Wednesday, November 19, 2014

Otter's Law


For all the 'take back agile" and "agile smagile" and "apologizing for agile" and all the other post-agilists and so-called post-agilists in the world, I give you Otter's law:

Any methodology followed via obligation and knowledge-avoidance cannot produce positive change. 



I've ranted about change gone wrong and methodologies followed badly and horrible oversales and undersales and all, but it comes down to otter's law ultimately.

Too many companies have huge gains from using XP and Scrum and what-have-you. Too many others tried "the same thing" with entirely different results.

Some teams are whole-heartedly into the whole agile thing, and they seem to have pretty good. Others don't seem very excited and don't get much out of it. Is it excitement that they need?

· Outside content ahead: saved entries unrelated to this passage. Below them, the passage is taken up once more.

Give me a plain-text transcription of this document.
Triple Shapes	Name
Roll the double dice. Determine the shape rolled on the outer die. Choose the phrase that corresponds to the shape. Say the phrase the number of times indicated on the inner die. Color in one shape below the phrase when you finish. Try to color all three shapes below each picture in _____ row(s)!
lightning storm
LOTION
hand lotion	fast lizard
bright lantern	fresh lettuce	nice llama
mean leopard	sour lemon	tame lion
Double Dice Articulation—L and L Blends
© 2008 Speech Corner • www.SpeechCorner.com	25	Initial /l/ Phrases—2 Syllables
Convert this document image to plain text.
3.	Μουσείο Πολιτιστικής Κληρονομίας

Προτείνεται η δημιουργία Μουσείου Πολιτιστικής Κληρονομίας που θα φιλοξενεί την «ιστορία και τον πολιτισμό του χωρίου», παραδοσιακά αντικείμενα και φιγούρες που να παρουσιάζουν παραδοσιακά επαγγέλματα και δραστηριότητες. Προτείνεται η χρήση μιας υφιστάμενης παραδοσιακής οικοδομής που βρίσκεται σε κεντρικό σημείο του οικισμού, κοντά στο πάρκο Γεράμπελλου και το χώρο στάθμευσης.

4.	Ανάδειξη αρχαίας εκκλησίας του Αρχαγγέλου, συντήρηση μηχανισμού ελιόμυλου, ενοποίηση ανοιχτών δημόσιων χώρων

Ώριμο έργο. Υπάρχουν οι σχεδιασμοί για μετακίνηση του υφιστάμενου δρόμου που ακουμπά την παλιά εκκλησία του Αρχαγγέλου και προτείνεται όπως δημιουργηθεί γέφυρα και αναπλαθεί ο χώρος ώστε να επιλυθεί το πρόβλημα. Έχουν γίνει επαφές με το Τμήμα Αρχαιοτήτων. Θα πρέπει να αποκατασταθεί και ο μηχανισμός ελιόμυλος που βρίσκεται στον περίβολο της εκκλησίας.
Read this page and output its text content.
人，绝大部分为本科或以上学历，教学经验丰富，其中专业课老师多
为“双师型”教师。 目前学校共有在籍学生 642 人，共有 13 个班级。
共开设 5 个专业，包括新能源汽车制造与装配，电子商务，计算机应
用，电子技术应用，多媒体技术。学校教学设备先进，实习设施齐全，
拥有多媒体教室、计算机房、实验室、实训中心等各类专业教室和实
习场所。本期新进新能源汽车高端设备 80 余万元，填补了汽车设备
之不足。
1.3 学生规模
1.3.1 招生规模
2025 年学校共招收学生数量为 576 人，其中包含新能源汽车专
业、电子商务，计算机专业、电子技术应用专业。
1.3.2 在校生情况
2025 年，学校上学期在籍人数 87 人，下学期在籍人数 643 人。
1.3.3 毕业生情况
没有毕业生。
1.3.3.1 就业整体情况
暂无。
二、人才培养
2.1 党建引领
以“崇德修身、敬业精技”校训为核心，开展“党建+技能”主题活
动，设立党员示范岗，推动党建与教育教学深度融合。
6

I don't think so. I think that the lack of excitement and the lack of progress have the same root.

I think it's a lack of profluence in agile-as-practiced. Often mandated agile drives people up the old Christopher Avery "responsibility" chart all the way to "obligation." Not to responsibility.

The team doesn't have a sense that they're gaining ground at all. They may be afraid of misjudgment or criticism or failure at every step. They don't feel safe so they don't dig in for all they're worth. They tip their toes into the water, and do what they are required to do so that they don't seem to be resisting the management directive.

Worse, teams can reach a point of total anhedonia. They lose all ability to celebrate wins or feel a sense of accomplishment because nothing they do will ever be good enough. If they dig in really hard, they'll be told that it's nice to see them making some effort, but they're going to have to do a lot more. In such a circumstance, developers (testers included) can't see the sense in changing methodology and terminology. They're all in a state of learned helplessness depression. A wall of colored cards and sticky notes won't change that.

Are they digging into the material to find out how to do a great job? If not, then they are probably operating on "knowledge avoidance." They don't invest in researching because there's really no pay out for them. Instead, they'll do as they're told, as they understand it. There was no real shared mental model involved in the roll-out.

I think that people have reasons for not being gung-ho agilists to begin with. If you try using pressure to oblige (there's that root word again) them to act as if they're excited, the effort is not going to create the excitement you're looking for. It will instead establish a cargo cult.

But some teams do get a lot of excitement from the profluence, do see transformation in their code base and their companies, huge reduction in defects, huge increase in mastery and autonomy in team members, and huge bottom-line effects.

I'm not writing this to blame the people who are trying to push their company into a more ideal agile-like environment. I totally agree with that. Some managers see what is possible and want to adopt XP or Scrum for the way "good agile" can empower their organization. I don't think it's wrong for them to want it.

I'm also not blaming people who are in a system that makes them feel unsafe or guilty writing tests or refactoring existing code. They are citizens of a system. I don't expect them to stick their necks out and risk their position or reputation or standing among their peers.

I'm just thinking that every transformation runs the risk I describe with Otter's Law. If we only push people to obligation, we shouldn't expect to see responsibility automatically bloom.

The methodology doesn't come with its own culture, history, and mythology. It has to take root where you plant it.

Even the world's best teacher can't teach unit testing so well that everyone feels safe doing it. There is a control culture and a guilt culture to confront.

It has to be safe for people to try, even to fail, to adopt new practices or to take control of their code.